Les proches des prisonniers politiques au Venezuela poursuivent leur grève de la faim à Caracas malgré les craintes pour leur santé

Un groupe de proches de prisonniers politiques mènent une grève de la faim devant un commandement de la Police Nationale Bolivarienne (PNB) à Caracas, même si l'une d'entre elles a dû abandonner la manifestation en raison de son grave état de santé après plus de soixante-douze heures sans manger. Les manifestants, qui ont commencé ces mesures la semaine dernière, exigent la libération de leurs proches détenus.

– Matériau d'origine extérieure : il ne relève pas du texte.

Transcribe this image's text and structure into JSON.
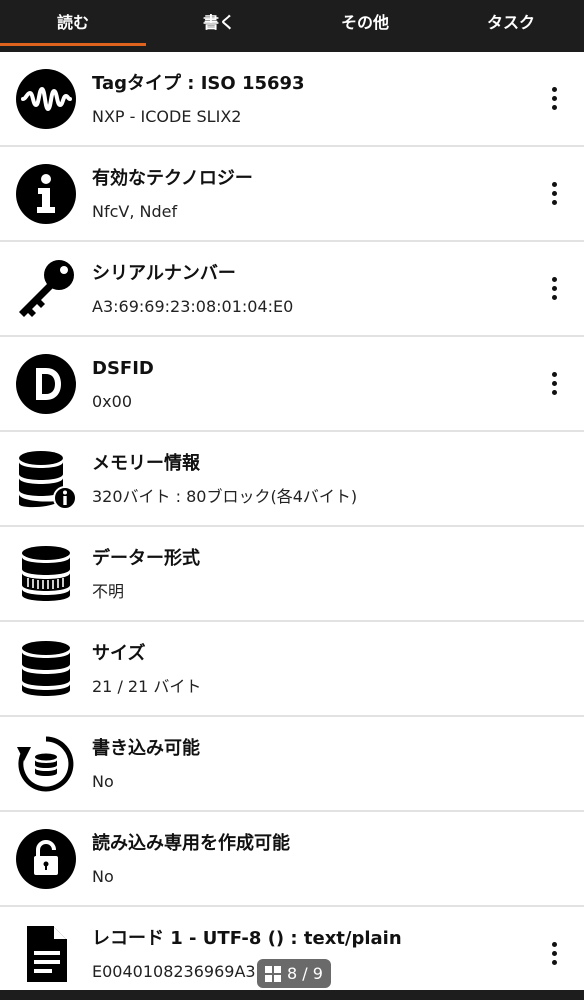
{
  "tabs": [
    {
      "label": "読む",
      "active": true
    },
    {
      "label": "書く",
      "active": false
    },
    {
      "label": "その他",
      "active": false
    },
    {
      "label": "タスク",
      "active": false
    }
  ],
  "accent_color": "#e0631d",
  "rows": [
    {
      "icon": "waveform-icon",
      "title": "Tagタイプ : ISO 15693",
      "subtitle": "NXP - ICODE SLIX2",
      "has_menu": true
    },
    {
      "icon": "info-icon",
      "title": "有効なテクノロジー",
      "subtitle": "NfcV, Ndef",
      "has_menu": true
    },
    {
      "icon": "key-icon",
      "title": "シリアルナンバー",
      "subtitle": "A3:69:69:23:08:01:04:E0",
      "has_menu": true
    },
    {
      "icon": "dsfid-icon",
      "title": "DSFID",
      "subtitle": "0x00",
      "has_menu": true
    },
    {
      "icon": "database-info-icon",
      "title": "メモリー情報",
      "subtitle": "320バイト : 80ブロック(各4バイト)",
      "has_menu": false
    },
    {
      "icon": "database-format-icon",
      "title": "データー形式",
      "subtitle": "不明",
      "has_menu": false
    },
    {
      "icon": "database-icon",
      "title": "サイズ",
      "subtitle": "21 / 21 バイト",
      "has_menu": false
    },
    {
      "icon": "database-refresh-icon",
      "title": "書き込み可能",
      "subtitle": "No",
      "has_menu": false
    },
    {
      "icon": "lock-icon",
      "title": "読み込み専用を作成可能",
      "subtitle": "No",
      "has_menu": false
    },
    {
      "icon": "document-icon",
      "title": "レコード 1 - UTF-8 () : text/plain",
      "subtitle": "E0040108236969A3",
      "has_menu": true
    }
  ],
  "page_indicator": "8 / 9"
}
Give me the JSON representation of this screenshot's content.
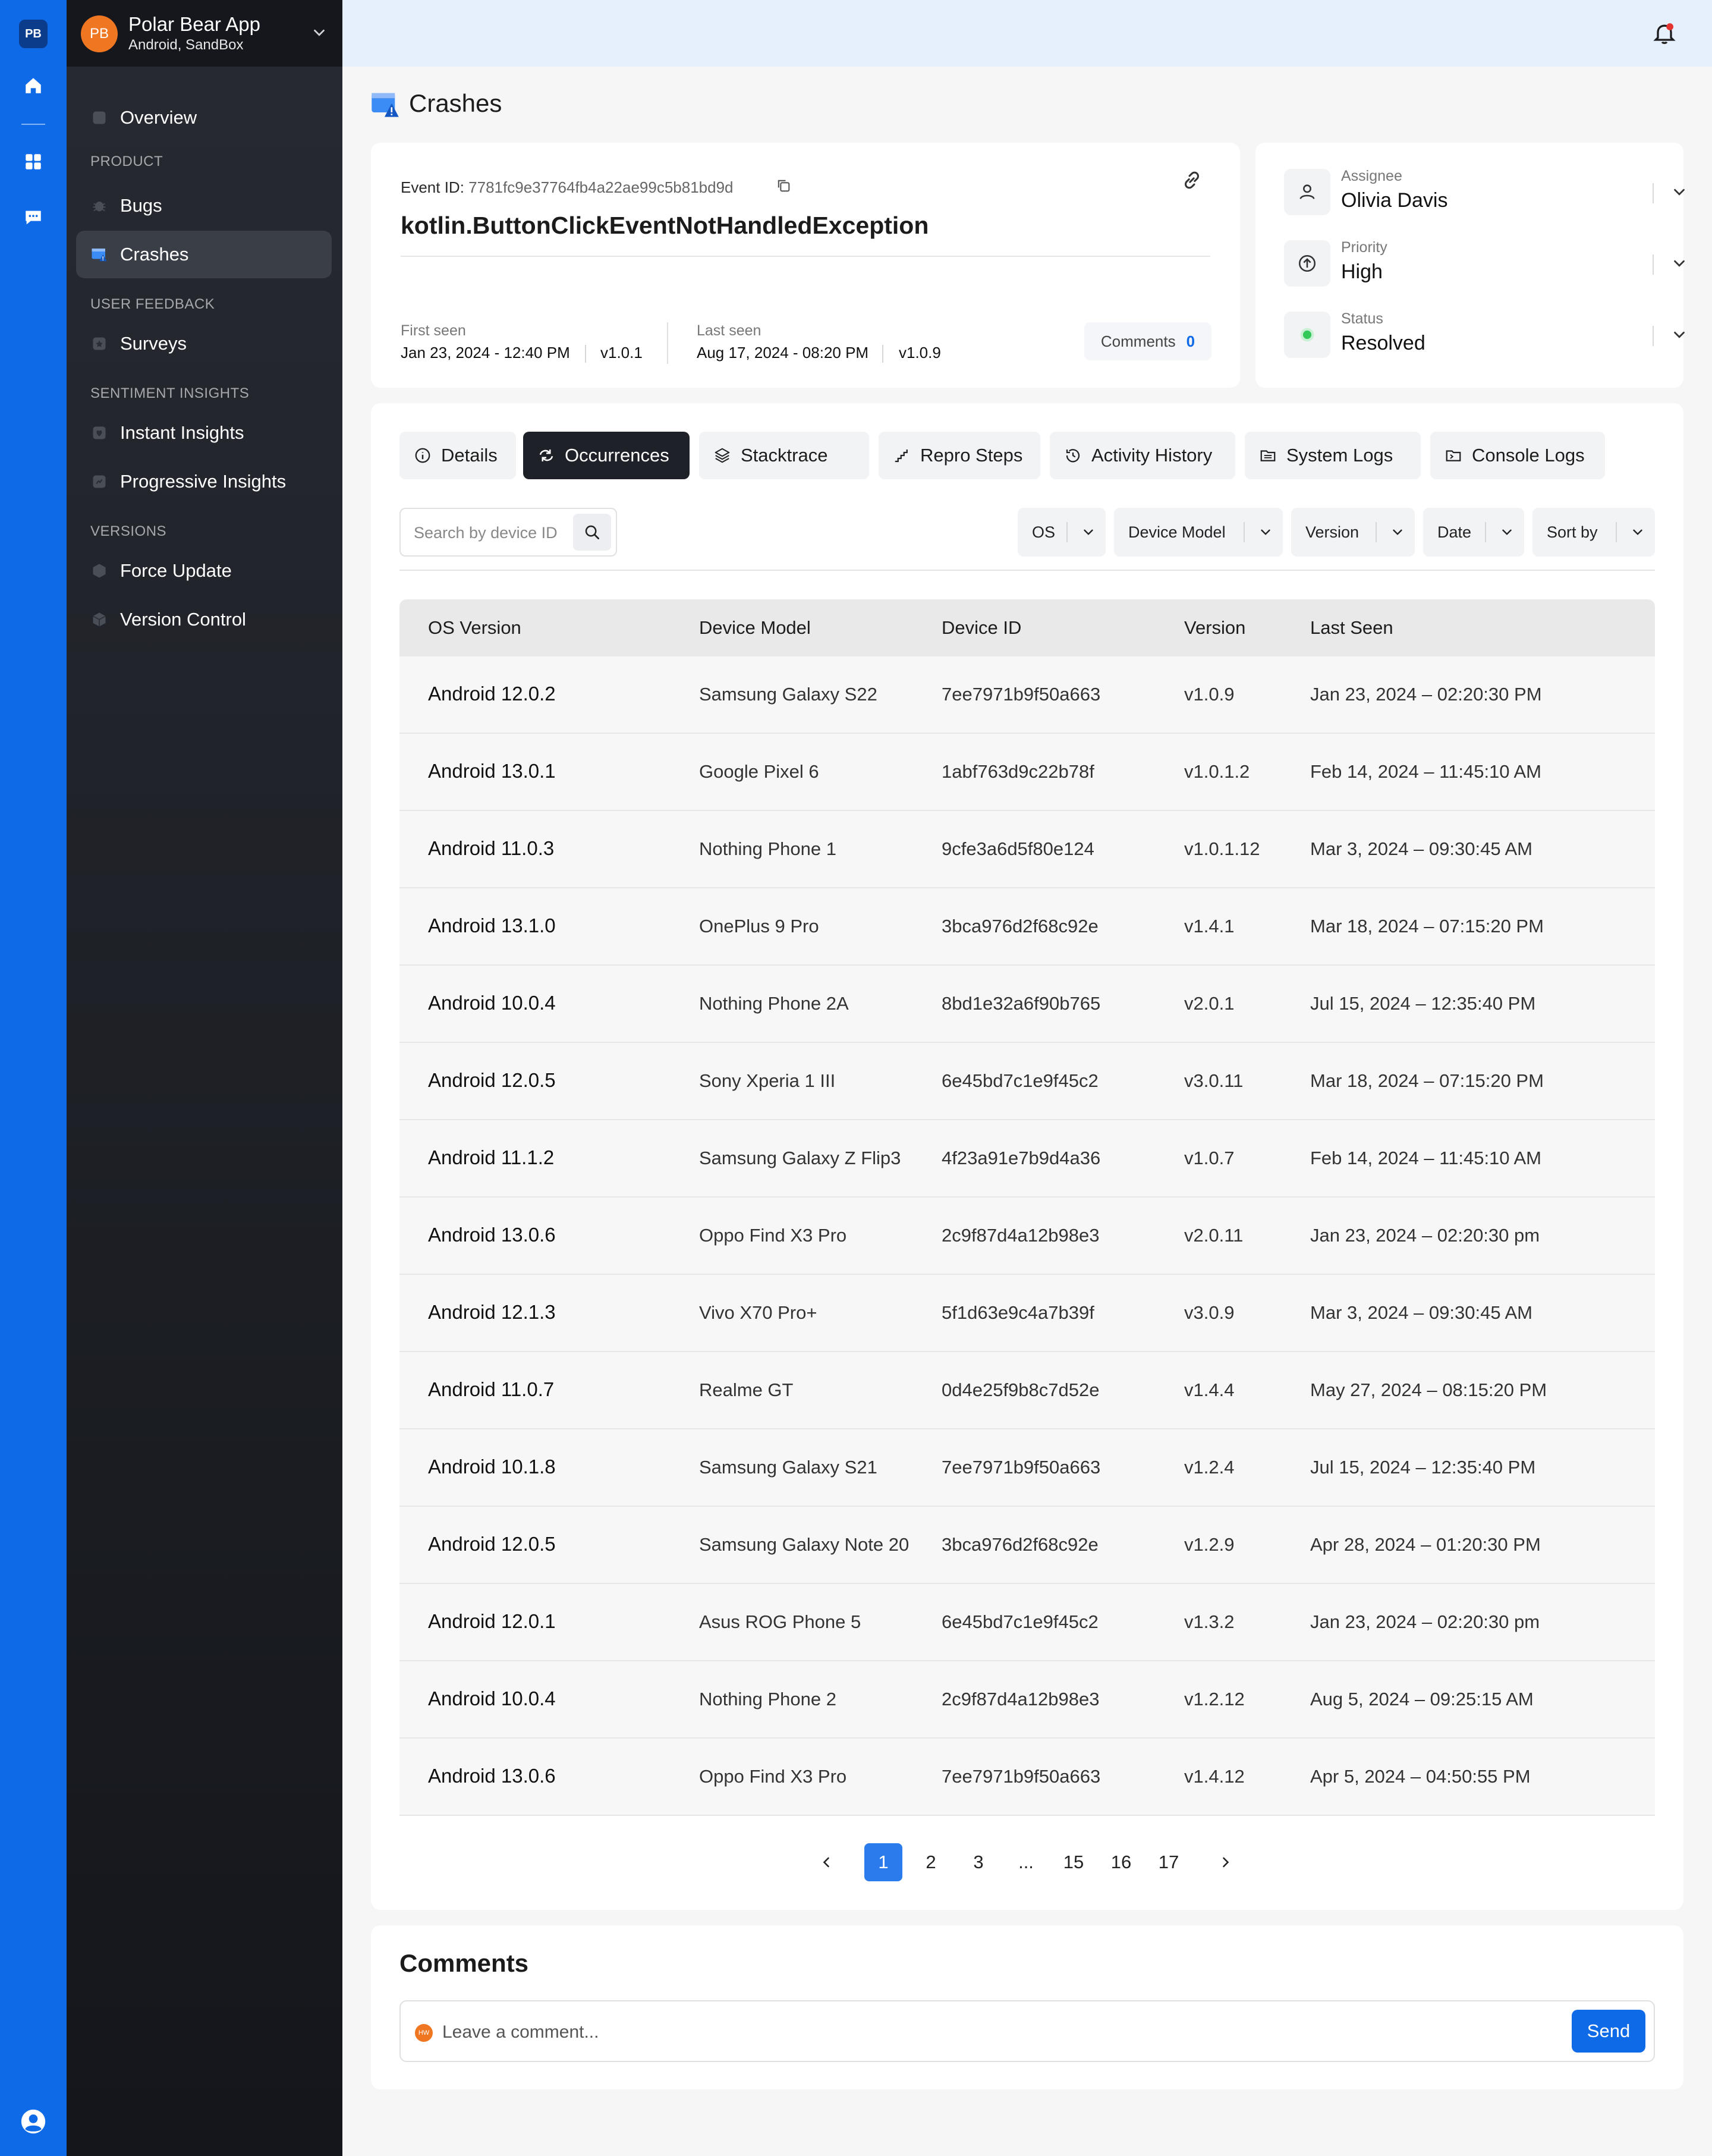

Selon Diego Casanova, membre du Comité pour la liberté des prisonniers politiques (Clipp), la femme concernée a été transportée ce lundi à l'hôpital dans un taxi en l'absence d'ambulances, laissant sur place neuf des dix grévistes. L'âge des participants varie entre 23 et 46 ans.

Le Clipp prévenu via le réseau social

Neuf manifestants sur dix, avec

Le contexte de la protestation est lié à la promesse du président du Parlement, Jorge Rodríguez, qui a annoncé le 6 février la libération de tous les prisonniers politiques après l'approbation d'une loi d'amnistie. Le processus parlementaire, contrôlé par le chavisme, a été reporté la semaine dernière en raison de divergences sur l'un des articles et le débat devrait se terminer cette semaine. Rodríguez a fait état ce samedi de dix-sept libérations dans la zone 7, même si ses proches insistent sur le fait que la mesure est encore insuffisante.

L'organisation de défense des droits de l'homme Forum pénal a averti lundi qu'il reste encore plus de 600 prisonniers politiques au Venezuela, malgré les libérations annoncées par le régime chaviste ces dernières semaines, et a prévenu qu'une partie de ces libérations ne constituent pas de véritables libertés, mais plutôt des transferts vers des assignations à résidence ou des mesures restrictives.

Le Comité de la Liberté

Le président de l'ONG, Alfredo Romero, a confirmé ce chiffre dans des déclarations faites devant un commandement de la Police nationale bolivarienne, connue sous le nom de Zone 7, à Caracas, où les proches des détenus ont entamé une grève de la faim depuis le week-end comme moyen de pression pour exiger la libération de leurs proches.

« Il y a encore plus de 600 personnes » emprisonnées pour des raisons politiques, a déclaré Romero, précisant que ce chiffre survient après que l'organisation a vérifié 444 libérations depuis le 8 janvier, lorsque le régime de Delcy Rodríguez a annoncé le début d'un processus de libération.

Le Forum Pénal a expliqué que le nombre réel de prisonniers politiques est supérieur à ce qui est publiquement connu, car ces dernières semaines se sont ajoutés de nouveaux cas de personnes dont les familles n'avaient jamais signalé leur détention, soit par crainte de représailles, soit parce que, pendant des mois, elles ne savaient pas dans quel centre de détention elles se trouvaient.